Die Klägerin tritt gegenüber dem Mitglied sowohl als Großhändlerin als auch als Zentralreguliererin bei Warengeschäften zwischen dem Hersteller und dem Mitglied auf. Eine Verpflichtung des Mitglieds, nur Ware über die Klägerin zu beziehen, besteht nicht. Im Durchschnitt beziehen die Mitglieder ca. 84 % ihrer Waren über die Klägerin. Für den Geschäftsbereich der Einkaufs- und Zentralregulierung hat die Klägerin mit Warenherstellern Verträge über Verkaufsförderung, Vermittlung und Zentralregulierung abgeschlossen. Darin ist geregelt, dass die Klägerin im Auftrag des jeweiligen Herstellers bei ihren Mitgliedern verkaufsfördernde Maßnahmen für das jeweilige Programm des Herstellers durchführt. Dies erfolgt auf Grundlage von gesonderten Vereinbarungen. Des Weiteren übernimmt die Klägerin die Zentralregulierung, d.h. sie zieht die Forderungen des Herstellers gegenüber den Mitgliedern ein und begleicht die Forderungen gegenüber dem Hersteller.

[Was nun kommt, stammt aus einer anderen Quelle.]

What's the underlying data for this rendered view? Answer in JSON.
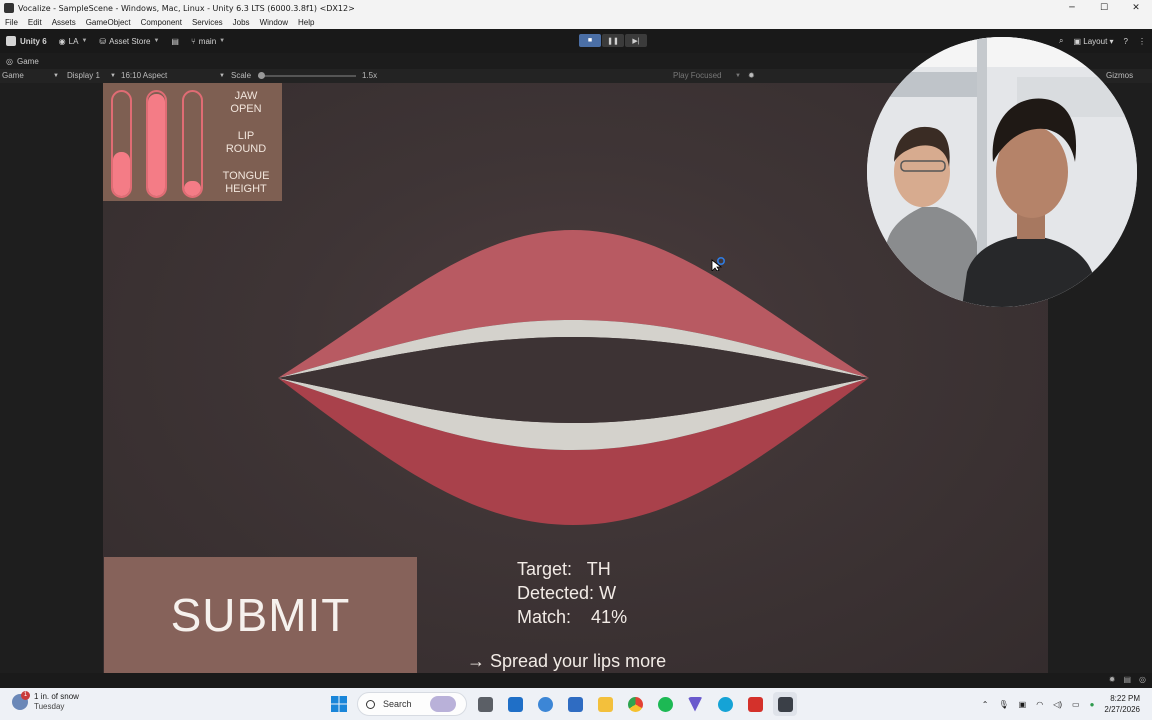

Neben der Verkaufsförderung, der Vermittlung sowie der Zentralregulierung, für die die Klägerin Provisionen zzgl. Umsatzsteuer von den Herstellern erhält, gibt es das Konzept Y. Im Rahmen des Konzept Y fördert die Klägerin im Wege eines Zuschusses die Schaffung neuer Verkaufsflächen bei ihren Mitgliedern. Eine Förderung können nur Mitglieder für zusätzlich geschaffene Verkaufsflächen, die der Steigerung des Umsatzes mit von der Klägerin bezogenen Waren oder mit über die Zentralregulierung regulierten Einkäufen dienen, auf Antrag erhalten. Im November 2015 beantragte das Mitglied X GmbH & Co. KG (X) für die Eröffnung einer zusätzlichen Filiale einen Zuschuss nach dem Konzept Y. Dieser Antrag wurde nach Prüfung durch den Vorstand der Klägerin genehmigt und im April 2016 an X ein Zuschuss gezahlt. X stellte hierüber eine Rechnung an die Klägerin und wies Umsatzsteuer gesondert aus. Diese machte die Klägerin als Vorsteuer geltend. Das Finanzamt behandelte die Zahlung der Klägerin nicht als Entgelt für eine steuerpflichtige Leistung, sondern als nicht steuerbaren Zuschuss und ließ die Vorsteuern nicht zum Abzug zu.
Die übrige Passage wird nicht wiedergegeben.